Kembali Pada Semangat Berkarya

, , 1 comment
Oleh : Aji Wibowo


Buku terakhir yang saya baca adalah Kembali pada Cinta Kasihmu terbitan Lentera Dipantara. Sebuah novel pendek Count Leo Nikolaevich Tolstoy (1828-1910), pengarang religius dan sastrawan besar Rusia, yang dialihbahasakan oleh sastrawan besar Indonesia, Pramoedya Ananta Toer (1925-2006). Berkisah tentang fluktuasi hubungan cinta kasih dalam sebuah perkawinan.
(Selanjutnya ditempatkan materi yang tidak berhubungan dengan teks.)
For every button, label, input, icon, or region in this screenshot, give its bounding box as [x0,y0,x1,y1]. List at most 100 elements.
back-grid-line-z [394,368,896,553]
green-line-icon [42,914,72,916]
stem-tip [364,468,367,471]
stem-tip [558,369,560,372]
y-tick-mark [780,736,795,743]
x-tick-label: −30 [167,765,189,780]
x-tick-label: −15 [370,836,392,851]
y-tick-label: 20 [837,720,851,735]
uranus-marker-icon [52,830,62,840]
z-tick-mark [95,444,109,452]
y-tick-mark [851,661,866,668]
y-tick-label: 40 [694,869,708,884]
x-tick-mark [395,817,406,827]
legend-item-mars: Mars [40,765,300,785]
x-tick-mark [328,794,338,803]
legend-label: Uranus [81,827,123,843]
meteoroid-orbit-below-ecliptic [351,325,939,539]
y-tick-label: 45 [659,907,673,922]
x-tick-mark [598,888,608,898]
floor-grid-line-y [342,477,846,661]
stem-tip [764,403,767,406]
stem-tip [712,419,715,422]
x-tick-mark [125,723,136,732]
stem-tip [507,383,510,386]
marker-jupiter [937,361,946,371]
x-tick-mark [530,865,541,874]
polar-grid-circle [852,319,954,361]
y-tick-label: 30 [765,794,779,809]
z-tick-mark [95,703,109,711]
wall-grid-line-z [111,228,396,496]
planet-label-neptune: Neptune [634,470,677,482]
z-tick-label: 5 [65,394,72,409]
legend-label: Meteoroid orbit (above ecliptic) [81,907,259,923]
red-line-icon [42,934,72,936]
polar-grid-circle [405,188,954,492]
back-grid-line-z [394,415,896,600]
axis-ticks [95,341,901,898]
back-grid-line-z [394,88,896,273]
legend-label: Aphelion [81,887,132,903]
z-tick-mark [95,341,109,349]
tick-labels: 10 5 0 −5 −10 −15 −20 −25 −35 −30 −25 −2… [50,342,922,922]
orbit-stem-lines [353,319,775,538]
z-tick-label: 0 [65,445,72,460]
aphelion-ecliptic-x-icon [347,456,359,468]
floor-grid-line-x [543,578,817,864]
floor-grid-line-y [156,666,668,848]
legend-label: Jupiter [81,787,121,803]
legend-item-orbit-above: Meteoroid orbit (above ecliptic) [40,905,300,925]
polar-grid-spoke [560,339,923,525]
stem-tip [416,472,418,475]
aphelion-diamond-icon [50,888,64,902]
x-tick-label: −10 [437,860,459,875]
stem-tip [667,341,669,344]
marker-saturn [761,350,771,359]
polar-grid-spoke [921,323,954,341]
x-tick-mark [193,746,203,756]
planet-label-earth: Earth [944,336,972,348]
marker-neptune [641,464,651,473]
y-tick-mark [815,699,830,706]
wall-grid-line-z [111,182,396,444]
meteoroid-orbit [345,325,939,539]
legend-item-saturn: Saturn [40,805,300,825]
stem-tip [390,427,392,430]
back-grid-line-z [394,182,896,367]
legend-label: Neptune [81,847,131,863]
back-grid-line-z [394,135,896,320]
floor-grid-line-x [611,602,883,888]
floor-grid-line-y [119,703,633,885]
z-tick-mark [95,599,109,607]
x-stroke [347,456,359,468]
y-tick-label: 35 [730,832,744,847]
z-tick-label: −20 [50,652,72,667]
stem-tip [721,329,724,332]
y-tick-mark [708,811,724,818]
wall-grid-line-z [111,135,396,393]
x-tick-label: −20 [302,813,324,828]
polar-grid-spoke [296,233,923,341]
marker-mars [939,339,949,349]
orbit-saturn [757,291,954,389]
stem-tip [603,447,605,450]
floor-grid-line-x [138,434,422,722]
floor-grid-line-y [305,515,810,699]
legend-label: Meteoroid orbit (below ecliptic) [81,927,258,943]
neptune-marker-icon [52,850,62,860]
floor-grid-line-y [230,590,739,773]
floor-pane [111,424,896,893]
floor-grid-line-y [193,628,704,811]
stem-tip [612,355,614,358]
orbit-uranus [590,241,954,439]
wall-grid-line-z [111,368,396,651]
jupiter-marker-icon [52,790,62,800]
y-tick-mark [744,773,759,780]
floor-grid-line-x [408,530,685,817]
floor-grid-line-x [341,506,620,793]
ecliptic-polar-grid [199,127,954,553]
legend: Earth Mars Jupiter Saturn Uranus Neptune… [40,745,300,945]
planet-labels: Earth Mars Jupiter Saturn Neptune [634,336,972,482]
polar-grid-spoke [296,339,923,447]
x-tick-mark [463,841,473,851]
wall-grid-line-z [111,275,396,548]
Pada awalnya adalah cinta yang hangat menggebu yang kemudian perlahan redup karena tergodanya sang wanita pada gemerlap dunia untuk akhirnya dia tercerahkan kembali pada cinta kasih suaminya. Bagi saya buku tersebut memiliki relevansi yang cukup dengan apa yang saya alami tetapi bukan pada kehidupan cinta kasih melainkan pada pasang surut semangat untuk menulis. Setelah lama vacuum dan sibuk dengan urusan remeh temeh yang menggoyahkan, akhirnya senang rasanya bisa mendapatkan kembali ruh semangat dan kesempatan melontarkan uneg-uneg pada sebuah dunia yang telah menjadi semacam oksigen untuk bernafas, yaitu dunia sepak bola dengan segala dinamika didalamnya.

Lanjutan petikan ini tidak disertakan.